Element that follows user input

1
votes

I've created an element(image div) called 'bunny', an input form and a fieldset. I also have a localhost web server which runs my websocket server for my chat. I'm trying to implement a function where for every message(which are spans) sent, the bunny element is placed beside each message.

The problems I've encountered doing this are:

  • Since the messages are span, the bunny element duplicates itself and is appended to each span instead of just the end of the message.

  • The bunny element doesn't sit exactly beside the message, it is usually below the span on a new line, I've tried appendTo and InsertAfter in JS

HTML:

<div id="bunny">
</div>

<input id="message" type="text" />
<button type="button" id="movebunny">Bunny</button>

<fieldset id="showMsg" >
<!--messages are shown here-->
</fieldset>

JAVASCRIPT

var messages;
var form;
var inputBox;

function log_msg(msg) {
  messages.appendChild(document.createElement("span")).innerHTML = msg;
} 

function doInit() {
  inputBox = document.getElementById("message");
  messages = document.getElementById("messages");
  form = document.getElementById("message-form");
  var s;
  ...

//there's a bit more to the js code but they're all just to connect to server//

Would greatly appreciate any suggestions to getting element at the end of each message sent on click of a button, thanks!

1
javascriptjqueryhtml
got a picture of what you mean? Because the textual description is not quite clear enoughMike 'Pomax' Kamermans
Yeh sure, have a look at these two: prntscr.com/4mgmv0 & prntscr.com/4mgngcuser3649195
Can you show the produced HTML after displaying some messages? And CSS?Oriol

1 Answers

1
votes

You really kind of need to show more code, too, or create a jsfiddle but without additional context: just use a different skeleton (note that fieldset is not being truthful about what's in it. A field set is for form fields. You're using it to wrap inert messages):

<div class="messages">
  <div class="message">
    <div class="from sender">bob</div>
    <div class="body">blahblahblah</div<
  </div>
  <div class="message">
    <div class="from listener">carol</div>
    <div class="body">blahblahblah</div<
  </div>
  ...
</div>

and every time you get a new message, you appendChild it to the .messages div, and then move (not copy) the bunny element into the last message. You get something like

<div class="messages">
  ...
  <div class="message">
    <div class="from">carol</div>
    <div class="body">blahblahblah</div<
    <div class="bunny">^_^</div>
  </div>
</div>

Then you use CSS to make sure the bunny's in the right place.

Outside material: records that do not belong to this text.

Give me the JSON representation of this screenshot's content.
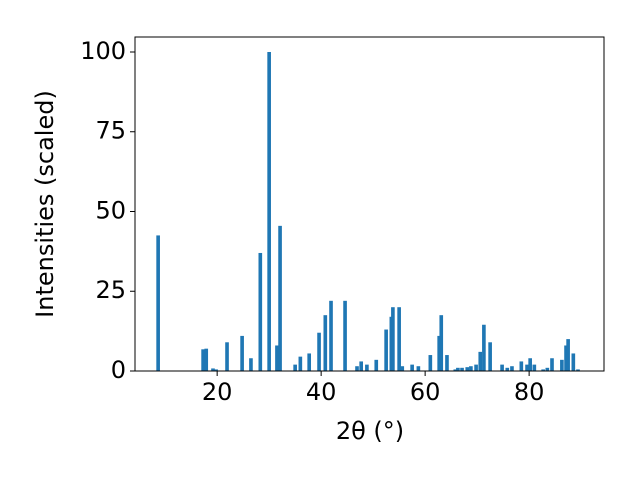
{
  "chart_data": {
    "type": "bar",
    "xlabel": "2θ (°)",
    "ylabel": "Intensities (scaled)",
    "x": [
      8.65,
      17.3,
      17.9,
      19.2,
      19.8,
      21.9,
      24.8,
      26.5,
      28.3,
      30.0,
      31.5,
      32.1,
      35.0,
      36.0,
      37.7,
      39.6,
      40.8,
      41.9,
      44.6,
      46.9,
      47.7,
      48.8,
      50.6,
      52.5,
      53.5,
      53.8,
      55.0,
      55.6,
      57.5,
      58.7,
      61.0,
      62.7,
      63.1,
      64.2,
      65.8,
      66.3,
      67.1,
      68.1,
      68.8,
      69.8,
      70.6,
      71.3,
      72.5,
      74.8,
      75.8,
      76.7,
      78.5,
      79.6,
      80.2,
      81.0,
      82.7,
      83.5,
      84.4,
      86.3,
      87.1,
      87.5,
      88.5,
      89.4
    ],
    "values": [
      42.5,
      6.8,
      7,
      0.8,
      0.5,
      9,
      11,
      4,
      37,
      100,
      8,
      45.5,
      2,
      4.5,
      5.5,
      12,
      17.5,
      22,
      22,
      1.5,
      3,
      2,
      3.5,
      13,
      17,
      20,
      20,
      1.5,
      2,
      1.5,
      5,
      11,
      17.5,
      5,
      0.5,
      1,
      1,
      1.2,
      1.5,
      2,
      6,
      14.5,
      9,
      2,
      1,
      1.5,
      3,
      2,
      4,
      2,
      0.5,
      1,
      4,
      3.5,
      8,
      10,
      5.5,
      0.5
    ],
    "color": "#1f77b4",
    "xlim": [
      4.2,
      94.4
    ],
    "ylim": [
      0,
      104.7
    ],
    "xticks": [
      20,
      40,
      60,
      80
    ],
    "yticks": [
      0,
      25,
      50,
      75,
      100
    ]
  }
}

div.messages { position: relative; }
.from.listener { float: left; position: relative; }
.from.sender { float: right; position: relative; }
.bunny { width: ...; height: ...; background: url('bunny.png'); }
.from.listener .bunny { position: absolute; left: 0}
.from.sender .bunny { position: absolute; right: 0}
.hidden { display: none!important; }

With your bunny element all the way at the top, before there are any messages:

<div class="hidden bunny">^_^</div>

And you just move the bunny down by using

var bunny = document.querySelector(".bunny");

all the way at the start so you have a persistent reference, and then every time you build a new message

var newmsg = ....;
bunny.classList.remove("hidden");
newmsg.appendChild(bunny);
messages.appendChild(newmsg);

done, appendChild moves elements across the page (because DOM elements can't exist in two places at once, so an appendChild of an on-page element simply moves it to its new position).